One of the reasons to plan and execute an appropriate-sized construct is to avoid proximal junctional kyphosis (PJK). In 1999, Lee et al. looked at 69 patients with adolescent idiopathic scoliosis (AIS) who underwent fusion up to T3. The investigators defined PJK as greater than 5 degrees above the summed normal of the angular segments from the proximal instrumented segment to T2. They found a 46% incidence of PJK. As would be expected, a predictor of postoperative PJK was preoperative kyphosis of more than 5 degrees above the proposed proximal instrumented level, indicating that these levels should be included in the construct to avoid this complication.9

In the adult deformity population, Kim et al. evaluated 161 patients with a minimum 5-year follow-up who had undergone long (more than five segments) dorsal constructs to determine the incidence and outcomes associated with PJK. The researchers found that at mean follow-up of 7.8 years, there was a 39% incidence of PJK defined either as a proximal junction sagittal Cobb angle of more than 10 degrees or as a proximal junction sagittal Cobb angle at least 10 degrees greater than the preoperative measurement. The time periods most notable for worsening of PJK were at 8 weeks postoperatively (59%) or after 2 years until final follow-up (35%). Scoliosis Research Society outcome measures did not show any significant difference in those with PJK as compared with those without except with self-image when PJK was more than 20 degrees. Age older than 55 years and combination anterior-posterior surgery were the only significant risk factors identified.10 The time course between the identification of PJK suggests two different populations, given that one group was relatively close to surgery, whereas the other was more remote. Further understanding of the similarities and differences of the early and late group may lead to changes in treatment strategies to better prevent PJK.

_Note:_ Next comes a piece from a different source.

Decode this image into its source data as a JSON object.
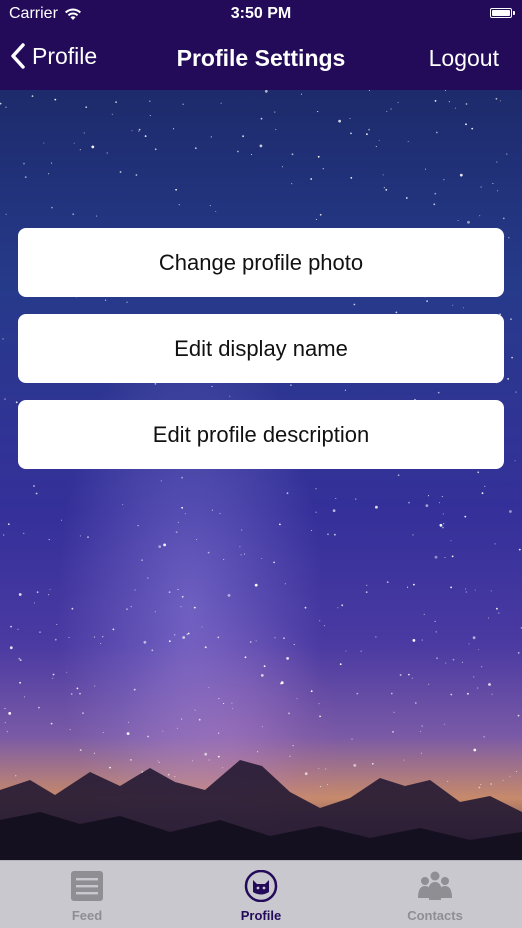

Several methods can be used to reduce the risk of PJK in addition to how to determine an appropriately sized construct. Some experts have advocated the use of percutaneous screws in the proximal construct to avoid iatrogenic trauma associated with exposure of the soft tissues, specifically the proximal facet joint. This technique involves placing percutaneous pedicle screws, typically through the fascia layer of the most proximal screws and subcutaneously passing the rod through these proximal screws. Although theoretically this helps protect the soft tissue envelope, there have been no studies to demonstrate its effectiveness on reducing PJK.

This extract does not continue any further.